なんでってそんなこときまって、は、いないか、特には。男は曖昧に柔和に微笑んでいたけど結局乗り気で(もともとだけれども)嬉しそうな顔をして少し目の下にある青年に祝福の言葉を送っている。
冷たいテーブルに顎をくっつけ見つめた腰あたり。鮮やかな制服の上着の下から惚れ惚れするような引き締まった下半身がのぞいていて、見飽きないのでじっと見続けた。「ロックオンもこちらに来てくださいよ。」
そういったアレルヤは空気を読まない天然な面を見せたのではないと、笑わないオッドアイがそういった。
先ほど簡単に済ました青年への言葉を再びかけ、(アレルヤの時とはちがいぎこちない笑みさえこぼれはしなかったが)談笑を交わし、取り巻きの中にそれとなくおさまった。

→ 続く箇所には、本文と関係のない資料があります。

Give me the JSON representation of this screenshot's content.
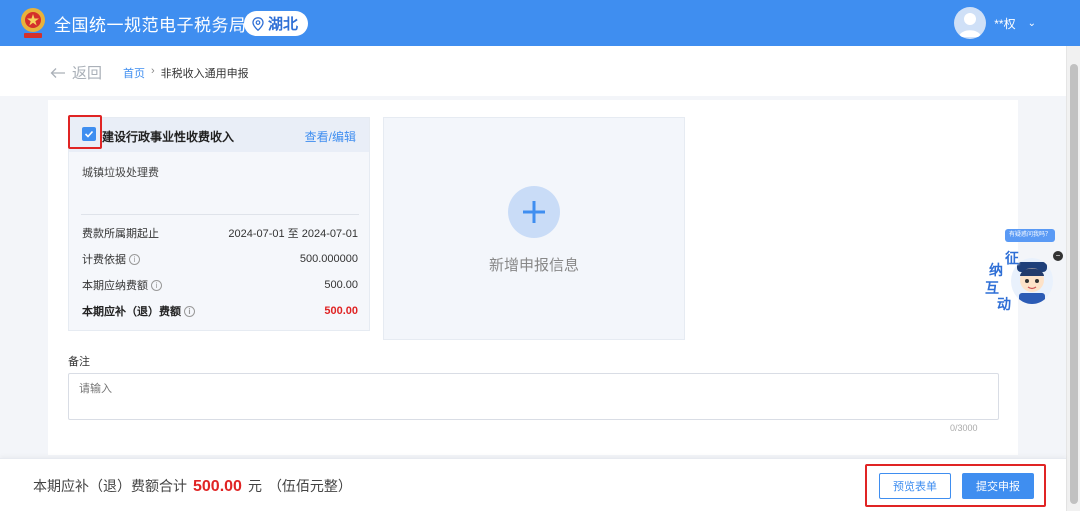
{
  "header": {
    "site_title": "全国统一规范电子税务局",
    "region": "湖北",
    "user_name": "**权"
  },
  "breadcrumb": {
    "back_label": "返回",
    "home": "首页",
    "separator": "›",
    "current": "非税收入通用申报"
  },
  "fee_card": {
    "checked": true,
    "title": "建设行政事业性收费收入",
    "edit_label": "查看/编辑",
    "subtitle": "城镇垃圾处理费",
    "rows": [
      {
        "label": "费款所属期起止",
        "value": "2024-07-01 至 2024-07-01"
      },
      {
        "label": "计费依据",
        "value": "500.000000"
      },
      {
        "label": "本期应纳费额",
        "value": "500.00"
      },
      {
        "label": "本期应补（退）费额",
        "value": "500.00"
      }
    ]
  },
  "add_card": {
    "label": "新增申报信息"
  },
  "note": {
    "label": "备注",
    "placeholder": "请输入",
    "counter": "0/3000"
  },
  "helper": {
    "tip": "有疑惑问我吗？",
    "chars": [
      "征",
      "纳",
      "互",
      "动"
    ],
    "close": "−"
  },
  "bottom": {
    "total_prefix": "本期应补（退）费额合计",
    "total_amount": "500.00",
    "total_unit": "元",
    "total_words": "（伍佰元整）",
    "preview_label": "预览表单",
    "submit_label": "提交申报"
  },
  "colors": {
    "brand": "#3f8ef0",
    "highlight": "#e02424"
  }
}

ときどきぶつかるアレルヤの視線に一瞬ティエリアの赤い目が追うようにみえて、ひやりとした。そのあとはただただやはり、赤らんだ風な男をみていた。



「嫉妬してるの?」
アレルヤは愉快そうに顔を覗き込んでくる。誕生日の青年はこの狭いベッドに入り込むことはできないと思うと優越感を簡単に獲られ同時に存分に自分の馬鹿さ加減を知ることができる。

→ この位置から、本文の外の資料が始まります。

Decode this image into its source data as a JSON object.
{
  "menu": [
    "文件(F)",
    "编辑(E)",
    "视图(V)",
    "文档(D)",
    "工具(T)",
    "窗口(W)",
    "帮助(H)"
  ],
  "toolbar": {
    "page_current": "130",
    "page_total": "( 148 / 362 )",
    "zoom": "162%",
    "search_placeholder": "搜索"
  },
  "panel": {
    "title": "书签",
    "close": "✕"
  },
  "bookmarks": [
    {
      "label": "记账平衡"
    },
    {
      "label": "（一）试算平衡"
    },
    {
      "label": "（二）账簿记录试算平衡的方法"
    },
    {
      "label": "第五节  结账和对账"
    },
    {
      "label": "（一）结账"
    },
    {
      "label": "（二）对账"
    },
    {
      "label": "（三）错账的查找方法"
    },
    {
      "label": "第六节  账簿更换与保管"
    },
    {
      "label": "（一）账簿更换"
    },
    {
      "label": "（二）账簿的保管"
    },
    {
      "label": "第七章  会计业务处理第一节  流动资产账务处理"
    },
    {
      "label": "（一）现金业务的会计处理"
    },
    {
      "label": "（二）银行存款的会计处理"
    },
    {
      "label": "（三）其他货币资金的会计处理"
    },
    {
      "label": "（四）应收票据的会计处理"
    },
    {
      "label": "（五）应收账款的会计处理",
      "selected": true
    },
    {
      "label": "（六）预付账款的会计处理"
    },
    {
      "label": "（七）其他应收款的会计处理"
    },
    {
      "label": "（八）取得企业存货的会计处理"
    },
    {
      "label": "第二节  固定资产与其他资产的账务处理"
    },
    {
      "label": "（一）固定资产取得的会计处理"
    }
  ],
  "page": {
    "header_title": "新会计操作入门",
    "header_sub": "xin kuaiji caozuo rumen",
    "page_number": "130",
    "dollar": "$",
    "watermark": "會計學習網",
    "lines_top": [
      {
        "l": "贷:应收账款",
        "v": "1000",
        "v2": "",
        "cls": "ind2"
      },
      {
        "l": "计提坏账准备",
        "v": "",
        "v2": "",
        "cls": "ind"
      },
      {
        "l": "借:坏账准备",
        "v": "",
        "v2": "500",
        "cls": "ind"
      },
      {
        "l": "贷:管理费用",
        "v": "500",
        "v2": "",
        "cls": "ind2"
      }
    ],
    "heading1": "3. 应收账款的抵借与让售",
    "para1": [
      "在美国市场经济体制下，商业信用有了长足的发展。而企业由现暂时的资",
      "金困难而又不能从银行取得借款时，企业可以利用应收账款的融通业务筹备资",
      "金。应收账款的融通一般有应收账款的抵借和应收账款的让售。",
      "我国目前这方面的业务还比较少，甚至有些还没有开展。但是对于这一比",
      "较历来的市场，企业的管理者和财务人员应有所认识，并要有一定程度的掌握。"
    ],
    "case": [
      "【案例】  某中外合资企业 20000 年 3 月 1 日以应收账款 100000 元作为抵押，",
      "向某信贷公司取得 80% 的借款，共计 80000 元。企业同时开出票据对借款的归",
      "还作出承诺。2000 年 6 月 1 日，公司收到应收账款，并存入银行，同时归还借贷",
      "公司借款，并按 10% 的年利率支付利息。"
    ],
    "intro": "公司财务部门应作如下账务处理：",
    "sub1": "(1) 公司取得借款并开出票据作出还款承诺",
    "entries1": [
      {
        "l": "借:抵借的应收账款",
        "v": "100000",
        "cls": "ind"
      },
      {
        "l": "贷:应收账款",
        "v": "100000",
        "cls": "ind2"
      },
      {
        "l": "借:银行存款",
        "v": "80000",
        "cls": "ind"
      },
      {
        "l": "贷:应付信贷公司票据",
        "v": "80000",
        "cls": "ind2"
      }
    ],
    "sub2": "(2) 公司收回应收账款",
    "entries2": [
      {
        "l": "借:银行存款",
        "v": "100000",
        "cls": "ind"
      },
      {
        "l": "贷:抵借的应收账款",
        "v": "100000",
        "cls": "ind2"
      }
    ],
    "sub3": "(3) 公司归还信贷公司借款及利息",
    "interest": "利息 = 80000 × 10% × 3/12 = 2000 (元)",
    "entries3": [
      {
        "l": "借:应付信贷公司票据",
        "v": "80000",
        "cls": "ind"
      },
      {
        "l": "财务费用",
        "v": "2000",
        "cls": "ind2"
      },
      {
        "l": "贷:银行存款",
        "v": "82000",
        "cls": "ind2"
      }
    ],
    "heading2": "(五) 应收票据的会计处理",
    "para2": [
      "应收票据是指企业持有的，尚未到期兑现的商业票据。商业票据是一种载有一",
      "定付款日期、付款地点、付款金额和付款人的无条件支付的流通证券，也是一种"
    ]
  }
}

柔らかい笑みとはほど遠くてそれがすこしねたましいのだけれど、けれどこんな男の顔を知っているのは多分、自分、だけ。
うれしいので馬鹿なのでぎゅうと抱きしめた。

抱き込んだ体がすこし震えてアレルヤが笑ったのが伝わる。つられる。子どもみたいだ。
どうしたのとたずねるアレルヤの声が子どもをあやすような口調で、あたまをゆるく撫でてくる指がここちよくて、鼻腔をくすぐるアレルヤのにおいに、
ああもう今日はきっと自分の誕生日なんじゃあないか、
錯覚におぼれてる。

底のほうにはしなやかな彼と彼のにおいがあるのだ。